Paul Marchand est une figure du journalisme contemporain. Avant d’arriver en Bosnie, il avait couvert pendant près de huit ans la guerre au Liban. À Sarajevo, après dix huit mois de séjour, un sniper lui arrache le bras, l’obligeant à une retraite forcée. Paul Marchand se donnera la mort en 2009. Après avoir lu son livre Sympathie pour le diable publié en 1997, le canadien Guillaume de Fontenay l’avait rencontré. Il aurait pu réaliser un documentaire. Il choisit finalement une œuvre de fiction, très fidèle aux faits, qu’il est allé tourner, non sans difficultés, en plein hiver à Sarajevo.

Récemment, un film d’animation passé inaperçu et pourtant admirable avait pris un parti différent. Chris the Swiss racontait dans un noir et blanc expressionniste la vie de Christian Wurtemberg, un journaliste de guerre, son départ pour la Croatie en 1991 et sa mort en Slavonie dans des conditions restées obscures.

L’autre référence qui vient immédiatement à l’esprit, c’est bien sûr le récent Camille de Boris Lojkine sur la photographe française tuée en mai 2014 en République centrafricaine.
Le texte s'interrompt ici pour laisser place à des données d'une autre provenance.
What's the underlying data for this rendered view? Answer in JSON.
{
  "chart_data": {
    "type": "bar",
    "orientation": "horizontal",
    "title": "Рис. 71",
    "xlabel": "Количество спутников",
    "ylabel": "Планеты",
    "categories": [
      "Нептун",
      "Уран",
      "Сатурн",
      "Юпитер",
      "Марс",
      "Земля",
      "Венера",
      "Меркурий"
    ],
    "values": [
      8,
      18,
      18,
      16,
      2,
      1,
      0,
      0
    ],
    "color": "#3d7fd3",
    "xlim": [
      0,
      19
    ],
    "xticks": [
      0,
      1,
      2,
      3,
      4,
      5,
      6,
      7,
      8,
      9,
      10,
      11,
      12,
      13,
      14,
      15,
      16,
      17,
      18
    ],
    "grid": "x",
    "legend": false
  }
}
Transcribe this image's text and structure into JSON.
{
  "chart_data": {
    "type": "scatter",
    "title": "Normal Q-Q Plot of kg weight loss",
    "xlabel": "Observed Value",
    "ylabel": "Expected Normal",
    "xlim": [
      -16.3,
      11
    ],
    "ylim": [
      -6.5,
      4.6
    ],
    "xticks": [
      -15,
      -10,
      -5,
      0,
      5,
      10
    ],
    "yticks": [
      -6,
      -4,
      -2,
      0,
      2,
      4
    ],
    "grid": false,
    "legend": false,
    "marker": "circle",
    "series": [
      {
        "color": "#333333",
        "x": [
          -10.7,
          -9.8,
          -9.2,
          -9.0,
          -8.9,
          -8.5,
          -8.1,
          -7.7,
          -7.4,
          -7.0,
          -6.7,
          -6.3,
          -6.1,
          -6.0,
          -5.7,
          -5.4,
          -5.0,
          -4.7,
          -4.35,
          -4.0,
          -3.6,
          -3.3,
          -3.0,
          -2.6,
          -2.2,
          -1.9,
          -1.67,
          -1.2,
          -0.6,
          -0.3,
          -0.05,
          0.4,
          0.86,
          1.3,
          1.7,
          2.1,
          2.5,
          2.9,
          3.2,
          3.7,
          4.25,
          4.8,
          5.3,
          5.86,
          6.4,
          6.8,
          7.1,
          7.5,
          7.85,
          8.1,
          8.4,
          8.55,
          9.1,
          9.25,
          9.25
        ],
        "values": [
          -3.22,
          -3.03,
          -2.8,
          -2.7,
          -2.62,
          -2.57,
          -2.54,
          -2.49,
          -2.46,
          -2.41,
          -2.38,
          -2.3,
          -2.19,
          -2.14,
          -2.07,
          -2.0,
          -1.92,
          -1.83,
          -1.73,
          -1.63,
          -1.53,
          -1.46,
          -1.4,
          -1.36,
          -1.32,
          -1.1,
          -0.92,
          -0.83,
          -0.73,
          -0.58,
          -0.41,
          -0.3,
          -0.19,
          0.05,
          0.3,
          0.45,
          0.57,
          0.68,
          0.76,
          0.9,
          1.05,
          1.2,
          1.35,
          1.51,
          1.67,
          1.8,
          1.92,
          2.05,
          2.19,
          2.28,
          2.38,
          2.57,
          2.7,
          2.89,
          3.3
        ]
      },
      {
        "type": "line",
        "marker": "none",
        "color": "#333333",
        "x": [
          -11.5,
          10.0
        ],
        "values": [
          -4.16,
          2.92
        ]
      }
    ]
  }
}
Nina Meurisse y interprétait une jeune femme profondément empathique, curieuse, faisant ses premiers pas dans le journalisme de guerre, dévorée par le doute sur le sens de son métier. Niels Schneider campe tout le contraire : un professionnel pénétré par la haute idée qu’il se fait de lui-même et de sa tâche, refusant les concessions, péremptoire et souvent cassant. Bien sûr, son humanité perce, dans sa relation avec sa traductrice, la belle Ella Rumpf, dont il réussit à exfiltrer de Sarajevo l’oncle catarrheux. Mais son refus d’être aimable est tellement efficace que c’est son autoportrait qu’à la fin on peine à aimer.